Finance minister Pranab Mukherjee on Tuesday offered no relief to British telecom major Vodafone on its five-year-old tax dispute with the Indian government, making it clear there was no rethink on the proposal to allow authorities to tax older corporate deals.
The remarks are seen as a message that the government is unlikely to budge from its position to clamp down on deals that are structured to evade taxes by creating a web of subsidiaries registered in offshore tax havens.

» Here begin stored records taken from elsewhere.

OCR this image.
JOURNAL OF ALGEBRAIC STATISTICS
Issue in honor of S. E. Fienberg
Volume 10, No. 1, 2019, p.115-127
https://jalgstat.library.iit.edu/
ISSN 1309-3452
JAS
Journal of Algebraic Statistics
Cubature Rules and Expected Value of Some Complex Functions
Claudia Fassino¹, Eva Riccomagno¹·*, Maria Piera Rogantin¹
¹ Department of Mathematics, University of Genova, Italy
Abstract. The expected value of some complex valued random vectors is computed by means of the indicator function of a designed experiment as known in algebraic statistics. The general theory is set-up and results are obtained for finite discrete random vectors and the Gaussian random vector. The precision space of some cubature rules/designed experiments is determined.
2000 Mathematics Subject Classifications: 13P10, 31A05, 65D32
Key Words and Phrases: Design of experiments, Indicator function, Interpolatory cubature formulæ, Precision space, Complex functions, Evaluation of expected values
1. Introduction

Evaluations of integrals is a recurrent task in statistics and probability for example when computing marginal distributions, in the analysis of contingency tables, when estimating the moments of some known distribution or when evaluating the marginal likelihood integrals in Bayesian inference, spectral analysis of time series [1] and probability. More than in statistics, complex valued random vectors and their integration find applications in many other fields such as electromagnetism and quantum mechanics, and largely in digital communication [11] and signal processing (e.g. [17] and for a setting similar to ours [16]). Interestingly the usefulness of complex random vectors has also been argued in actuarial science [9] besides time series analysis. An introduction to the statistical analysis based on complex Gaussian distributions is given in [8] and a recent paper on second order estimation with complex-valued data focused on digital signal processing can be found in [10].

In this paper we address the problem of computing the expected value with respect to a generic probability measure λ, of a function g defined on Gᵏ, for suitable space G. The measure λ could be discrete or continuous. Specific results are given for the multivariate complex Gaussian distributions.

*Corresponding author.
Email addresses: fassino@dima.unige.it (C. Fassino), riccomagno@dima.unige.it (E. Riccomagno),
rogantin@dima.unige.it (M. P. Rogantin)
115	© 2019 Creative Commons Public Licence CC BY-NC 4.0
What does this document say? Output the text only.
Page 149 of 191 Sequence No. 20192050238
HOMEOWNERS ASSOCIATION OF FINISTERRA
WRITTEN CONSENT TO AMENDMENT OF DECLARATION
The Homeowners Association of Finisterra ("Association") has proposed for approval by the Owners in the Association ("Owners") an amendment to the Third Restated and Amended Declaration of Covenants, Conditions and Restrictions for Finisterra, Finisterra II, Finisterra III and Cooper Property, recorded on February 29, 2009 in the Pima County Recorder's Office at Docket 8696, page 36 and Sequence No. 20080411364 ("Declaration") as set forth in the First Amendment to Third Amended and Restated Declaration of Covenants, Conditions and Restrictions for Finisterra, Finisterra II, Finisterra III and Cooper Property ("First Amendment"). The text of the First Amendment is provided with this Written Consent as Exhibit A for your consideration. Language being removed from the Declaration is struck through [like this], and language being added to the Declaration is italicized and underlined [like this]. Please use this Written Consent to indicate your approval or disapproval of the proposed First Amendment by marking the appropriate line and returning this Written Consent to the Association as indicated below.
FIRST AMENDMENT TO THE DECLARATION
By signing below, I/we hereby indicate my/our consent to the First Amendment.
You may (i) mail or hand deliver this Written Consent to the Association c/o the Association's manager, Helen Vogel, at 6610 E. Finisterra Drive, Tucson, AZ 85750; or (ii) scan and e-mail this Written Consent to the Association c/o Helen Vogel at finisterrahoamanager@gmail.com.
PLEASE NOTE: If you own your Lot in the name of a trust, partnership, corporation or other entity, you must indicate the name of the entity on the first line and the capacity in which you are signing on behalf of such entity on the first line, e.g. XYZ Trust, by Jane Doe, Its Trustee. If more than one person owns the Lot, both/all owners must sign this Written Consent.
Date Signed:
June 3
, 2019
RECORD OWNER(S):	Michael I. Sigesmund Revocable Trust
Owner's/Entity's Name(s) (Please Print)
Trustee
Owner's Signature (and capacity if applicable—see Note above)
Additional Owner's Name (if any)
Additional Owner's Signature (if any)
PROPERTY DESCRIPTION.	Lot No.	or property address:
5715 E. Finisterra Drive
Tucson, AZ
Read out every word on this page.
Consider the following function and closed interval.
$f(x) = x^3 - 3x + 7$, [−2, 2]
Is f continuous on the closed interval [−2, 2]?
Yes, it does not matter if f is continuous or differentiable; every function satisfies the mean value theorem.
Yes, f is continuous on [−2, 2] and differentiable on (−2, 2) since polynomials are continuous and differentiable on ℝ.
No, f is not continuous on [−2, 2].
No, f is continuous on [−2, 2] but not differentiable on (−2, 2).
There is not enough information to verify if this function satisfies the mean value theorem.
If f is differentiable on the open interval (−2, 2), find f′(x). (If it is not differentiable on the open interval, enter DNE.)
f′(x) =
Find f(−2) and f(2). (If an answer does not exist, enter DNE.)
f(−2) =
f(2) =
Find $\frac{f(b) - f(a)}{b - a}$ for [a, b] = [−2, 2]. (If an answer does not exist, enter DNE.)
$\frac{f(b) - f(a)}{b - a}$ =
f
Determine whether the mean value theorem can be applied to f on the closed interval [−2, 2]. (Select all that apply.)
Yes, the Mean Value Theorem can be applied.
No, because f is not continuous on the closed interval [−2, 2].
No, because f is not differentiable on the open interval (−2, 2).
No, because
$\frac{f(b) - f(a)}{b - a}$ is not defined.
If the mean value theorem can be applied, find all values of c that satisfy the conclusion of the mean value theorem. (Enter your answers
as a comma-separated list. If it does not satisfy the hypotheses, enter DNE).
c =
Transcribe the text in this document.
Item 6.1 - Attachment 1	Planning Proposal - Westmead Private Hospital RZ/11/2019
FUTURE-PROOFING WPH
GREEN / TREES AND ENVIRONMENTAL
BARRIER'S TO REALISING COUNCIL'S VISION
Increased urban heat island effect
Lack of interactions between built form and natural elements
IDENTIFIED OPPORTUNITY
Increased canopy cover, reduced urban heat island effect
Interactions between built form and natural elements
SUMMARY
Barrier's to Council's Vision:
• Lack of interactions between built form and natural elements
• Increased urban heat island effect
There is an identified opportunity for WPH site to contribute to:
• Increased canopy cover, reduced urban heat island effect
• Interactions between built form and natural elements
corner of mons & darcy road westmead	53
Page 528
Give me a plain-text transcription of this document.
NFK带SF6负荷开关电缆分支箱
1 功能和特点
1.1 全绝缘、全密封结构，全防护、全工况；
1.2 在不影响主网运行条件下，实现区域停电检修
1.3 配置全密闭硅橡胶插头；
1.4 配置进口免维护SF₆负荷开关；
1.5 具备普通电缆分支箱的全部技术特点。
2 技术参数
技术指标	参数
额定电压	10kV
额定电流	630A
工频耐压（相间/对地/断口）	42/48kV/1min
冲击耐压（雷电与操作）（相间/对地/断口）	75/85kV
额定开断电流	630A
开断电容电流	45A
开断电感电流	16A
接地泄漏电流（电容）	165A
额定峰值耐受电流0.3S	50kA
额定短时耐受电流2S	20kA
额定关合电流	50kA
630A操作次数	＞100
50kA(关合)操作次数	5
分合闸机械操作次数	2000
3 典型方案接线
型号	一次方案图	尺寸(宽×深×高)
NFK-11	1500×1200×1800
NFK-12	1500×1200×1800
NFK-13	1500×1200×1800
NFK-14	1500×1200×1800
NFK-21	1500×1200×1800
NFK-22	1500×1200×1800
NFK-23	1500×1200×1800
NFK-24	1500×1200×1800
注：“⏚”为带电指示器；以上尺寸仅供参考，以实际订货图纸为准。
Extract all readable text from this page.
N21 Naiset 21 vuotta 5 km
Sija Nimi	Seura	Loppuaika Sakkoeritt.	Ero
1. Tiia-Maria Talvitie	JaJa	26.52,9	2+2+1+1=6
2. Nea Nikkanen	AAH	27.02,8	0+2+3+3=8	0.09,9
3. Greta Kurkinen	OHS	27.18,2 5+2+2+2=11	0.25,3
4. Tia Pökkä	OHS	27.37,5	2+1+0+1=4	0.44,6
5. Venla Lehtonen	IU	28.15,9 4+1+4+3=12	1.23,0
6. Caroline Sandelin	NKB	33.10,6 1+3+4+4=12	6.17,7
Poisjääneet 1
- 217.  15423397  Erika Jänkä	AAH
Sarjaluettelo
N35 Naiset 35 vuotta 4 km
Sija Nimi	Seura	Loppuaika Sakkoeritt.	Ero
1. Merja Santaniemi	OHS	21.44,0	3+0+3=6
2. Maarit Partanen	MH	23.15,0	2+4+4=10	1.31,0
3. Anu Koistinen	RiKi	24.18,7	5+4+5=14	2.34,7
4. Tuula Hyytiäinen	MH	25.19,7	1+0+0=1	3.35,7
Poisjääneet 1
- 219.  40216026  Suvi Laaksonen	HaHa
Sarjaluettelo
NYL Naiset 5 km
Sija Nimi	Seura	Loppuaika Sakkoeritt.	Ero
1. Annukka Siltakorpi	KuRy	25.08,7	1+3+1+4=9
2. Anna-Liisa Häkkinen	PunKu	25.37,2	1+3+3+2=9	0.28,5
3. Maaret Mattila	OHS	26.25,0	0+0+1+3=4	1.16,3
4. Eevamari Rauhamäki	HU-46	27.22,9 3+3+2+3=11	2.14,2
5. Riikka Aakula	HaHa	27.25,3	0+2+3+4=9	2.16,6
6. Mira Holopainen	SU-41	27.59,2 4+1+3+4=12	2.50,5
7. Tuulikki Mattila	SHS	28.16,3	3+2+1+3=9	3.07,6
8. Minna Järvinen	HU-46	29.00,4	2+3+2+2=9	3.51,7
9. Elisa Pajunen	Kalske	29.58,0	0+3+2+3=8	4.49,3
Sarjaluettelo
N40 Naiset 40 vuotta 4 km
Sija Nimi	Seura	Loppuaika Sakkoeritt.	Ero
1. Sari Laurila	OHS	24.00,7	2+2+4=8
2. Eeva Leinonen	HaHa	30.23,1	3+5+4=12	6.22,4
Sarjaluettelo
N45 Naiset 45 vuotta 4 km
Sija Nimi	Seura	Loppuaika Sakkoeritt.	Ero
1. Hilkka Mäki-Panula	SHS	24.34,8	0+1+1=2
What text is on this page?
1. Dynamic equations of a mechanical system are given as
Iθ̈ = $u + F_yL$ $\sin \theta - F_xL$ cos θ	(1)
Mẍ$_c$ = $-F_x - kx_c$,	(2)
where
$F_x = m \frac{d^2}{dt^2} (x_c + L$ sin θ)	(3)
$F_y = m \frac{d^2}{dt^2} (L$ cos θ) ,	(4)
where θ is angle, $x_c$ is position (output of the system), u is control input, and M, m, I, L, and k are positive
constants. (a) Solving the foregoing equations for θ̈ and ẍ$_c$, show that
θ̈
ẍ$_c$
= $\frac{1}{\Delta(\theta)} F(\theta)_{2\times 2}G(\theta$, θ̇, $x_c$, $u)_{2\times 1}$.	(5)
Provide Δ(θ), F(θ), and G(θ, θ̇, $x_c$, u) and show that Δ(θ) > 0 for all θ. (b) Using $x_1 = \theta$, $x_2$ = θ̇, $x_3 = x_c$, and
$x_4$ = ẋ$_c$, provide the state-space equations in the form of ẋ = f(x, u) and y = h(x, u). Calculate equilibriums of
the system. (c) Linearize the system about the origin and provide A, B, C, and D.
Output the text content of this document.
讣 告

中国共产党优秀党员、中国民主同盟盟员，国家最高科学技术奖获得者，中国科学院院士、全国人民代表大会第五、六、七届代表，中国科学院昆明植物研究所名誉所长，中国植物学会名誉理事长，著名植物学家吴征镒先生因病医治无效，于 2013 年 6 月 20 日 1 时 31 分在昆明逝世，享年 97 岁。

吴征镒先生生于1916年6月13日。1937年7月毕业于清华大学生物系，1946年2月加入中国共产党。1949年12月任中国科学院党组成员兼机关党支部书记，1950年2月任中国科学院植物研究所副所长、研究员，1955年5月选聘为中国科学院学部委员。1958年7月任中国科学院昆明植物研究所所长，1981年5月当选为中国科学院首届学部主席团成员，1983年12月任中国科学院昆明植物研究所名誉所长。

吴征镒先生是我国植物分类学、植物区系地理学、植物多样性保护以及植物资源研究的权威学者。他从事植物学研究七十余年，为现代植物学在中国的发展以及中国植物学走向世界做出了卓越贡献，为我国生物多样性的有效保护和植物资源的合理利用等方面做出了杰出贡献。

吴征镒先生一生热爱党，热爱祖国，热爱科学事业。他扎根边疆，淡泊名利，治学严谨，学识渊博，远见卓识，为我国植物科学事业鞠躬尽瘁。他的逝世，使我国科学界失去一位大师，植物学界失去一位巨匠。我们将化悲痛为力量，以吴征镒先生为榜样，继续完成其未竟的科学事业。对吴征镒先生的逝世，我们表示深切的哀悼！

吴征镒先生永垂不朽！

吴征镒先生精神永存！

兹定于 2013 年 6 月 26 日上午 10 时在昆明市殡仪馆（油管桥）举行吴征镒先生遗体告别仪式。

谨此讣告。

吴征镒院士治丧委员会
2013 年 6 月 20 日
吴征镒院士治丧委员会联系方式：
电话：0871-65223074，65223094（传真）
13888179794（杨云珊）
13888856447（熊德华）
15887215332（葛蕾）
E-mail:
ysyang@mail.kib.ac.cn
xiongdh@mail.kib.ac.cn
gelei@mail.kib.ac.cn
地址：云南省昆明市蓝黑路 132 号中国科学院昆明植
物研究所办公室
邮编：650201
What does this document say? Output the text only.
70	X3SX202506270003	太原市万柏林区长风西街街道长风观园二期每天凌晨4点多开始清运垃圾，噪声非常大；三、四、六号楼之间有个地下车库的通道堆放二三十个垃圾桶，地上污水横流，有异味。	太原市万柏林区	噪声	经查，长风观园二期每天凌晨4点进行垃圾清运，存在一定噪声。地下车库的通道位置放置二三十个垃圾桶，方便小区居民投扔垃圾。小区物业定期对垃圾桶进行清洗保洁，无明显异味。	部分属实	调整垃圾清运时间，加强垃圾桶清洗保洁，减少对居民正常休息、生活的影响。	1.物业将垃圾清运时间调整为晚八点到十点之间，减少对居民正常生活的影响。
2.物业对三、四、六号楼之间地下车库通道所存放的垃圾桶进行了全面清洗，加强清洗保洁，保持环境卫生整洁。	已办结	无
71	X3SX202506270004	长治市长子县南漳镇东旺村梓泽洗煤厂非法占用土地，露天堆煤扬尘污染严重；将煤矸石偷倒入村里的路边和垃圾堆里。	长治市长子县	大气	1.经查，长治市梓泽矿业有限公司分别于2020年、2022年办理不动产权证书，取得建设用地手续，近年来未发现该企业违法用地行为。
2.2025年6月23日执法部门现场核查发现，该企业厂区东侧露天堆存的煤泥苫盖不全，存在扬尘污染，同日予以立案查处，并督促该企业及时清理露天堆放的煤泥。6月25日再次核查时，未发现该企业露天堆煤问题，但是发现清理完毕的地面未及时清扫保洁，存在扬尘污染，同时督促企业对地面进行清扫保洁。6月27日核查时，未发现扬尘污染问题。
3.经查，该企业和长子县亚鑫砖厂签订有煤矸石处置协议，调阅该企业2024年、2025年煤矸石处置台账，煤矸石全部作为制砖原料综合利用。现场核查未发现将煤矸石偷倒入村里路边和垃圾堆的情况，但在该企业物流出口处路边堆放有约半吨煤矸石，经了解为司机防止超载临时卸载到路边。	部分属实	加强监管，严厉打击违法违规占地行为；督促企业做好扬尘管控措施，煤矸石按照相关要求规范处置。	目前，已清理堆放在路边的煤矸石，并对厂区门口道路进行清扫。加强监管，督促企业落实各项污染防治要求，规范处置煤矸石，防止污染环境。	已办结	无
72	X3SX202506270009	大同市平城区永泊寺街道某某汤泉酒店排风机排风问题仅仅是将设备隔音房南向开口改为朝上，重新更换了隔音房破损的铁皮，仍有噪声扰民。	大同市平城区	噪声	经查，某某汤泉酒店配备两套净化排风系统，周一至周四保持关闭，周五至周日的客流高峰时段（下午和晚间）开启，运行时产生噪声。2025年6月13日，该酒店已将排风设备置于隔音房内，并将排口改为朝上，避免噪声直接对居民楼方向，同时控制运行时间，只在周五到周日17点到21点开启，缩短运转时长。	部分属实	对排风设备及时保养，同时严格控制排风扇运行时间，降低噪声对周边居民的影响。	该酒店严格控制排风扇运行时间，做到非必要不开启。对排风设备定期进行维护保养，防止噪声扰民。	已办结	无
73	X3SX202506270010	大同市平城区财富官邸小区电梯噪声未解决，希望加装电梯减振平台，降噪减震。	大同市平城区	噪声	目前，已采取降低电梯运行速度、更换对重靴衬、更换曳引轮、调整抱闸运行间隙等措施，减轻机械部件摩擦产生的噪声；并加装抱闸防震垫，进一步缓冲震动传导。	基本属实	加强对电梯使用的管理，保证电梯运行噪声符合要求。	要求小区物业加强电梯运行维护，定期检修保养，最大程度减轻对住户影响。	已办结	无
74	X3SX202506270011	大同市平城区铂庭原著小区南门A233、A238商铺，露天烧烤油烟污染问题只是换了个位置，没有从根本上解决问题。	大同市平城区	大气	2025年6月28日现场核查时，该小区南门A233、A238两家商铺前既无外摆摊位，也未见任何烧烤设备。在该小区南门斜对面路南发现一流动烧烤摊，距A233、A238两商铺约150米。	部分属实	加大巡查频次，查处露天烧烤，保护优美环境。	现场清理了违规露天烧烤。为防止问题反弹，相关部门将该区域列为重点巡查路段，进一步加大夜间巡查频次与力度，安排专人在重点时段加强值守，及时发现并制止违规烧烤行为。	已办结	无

“There cannot be a situation that somebody will make money on an asset located in India and will not pay tax either in India or to the country of its origin,” Mukherjee said in his reply during the Finance Bill debate in the Lok Sabha. The bill was passed by a voice vote.Vodafone had in January won a Rs 11,200-crore tax battle after the Supreme Court ruled it was not liable to pay any taxes under prevailing laws. The finance ministry then proposed in the budget to impose a retrospective provision for tax on some types of international mergers.
The government expects to collect Rs 35,000-40,000 crore by taxing older corporate deals.
“We are not in that desperate a situation that a country of 120 crore people will be treated as a tax haven like Cayman Islands, Isle of Man or Virgin Island,” Mukherjee said.
On the court’s verdict, he said: “The Supreme Court may interpret law, but Parliament equally has the legislative right to express its intention by making amendment to correct the judgment.”
The UK and US have cautioned that the tax proposal could dent India’s image as an investment hotspot.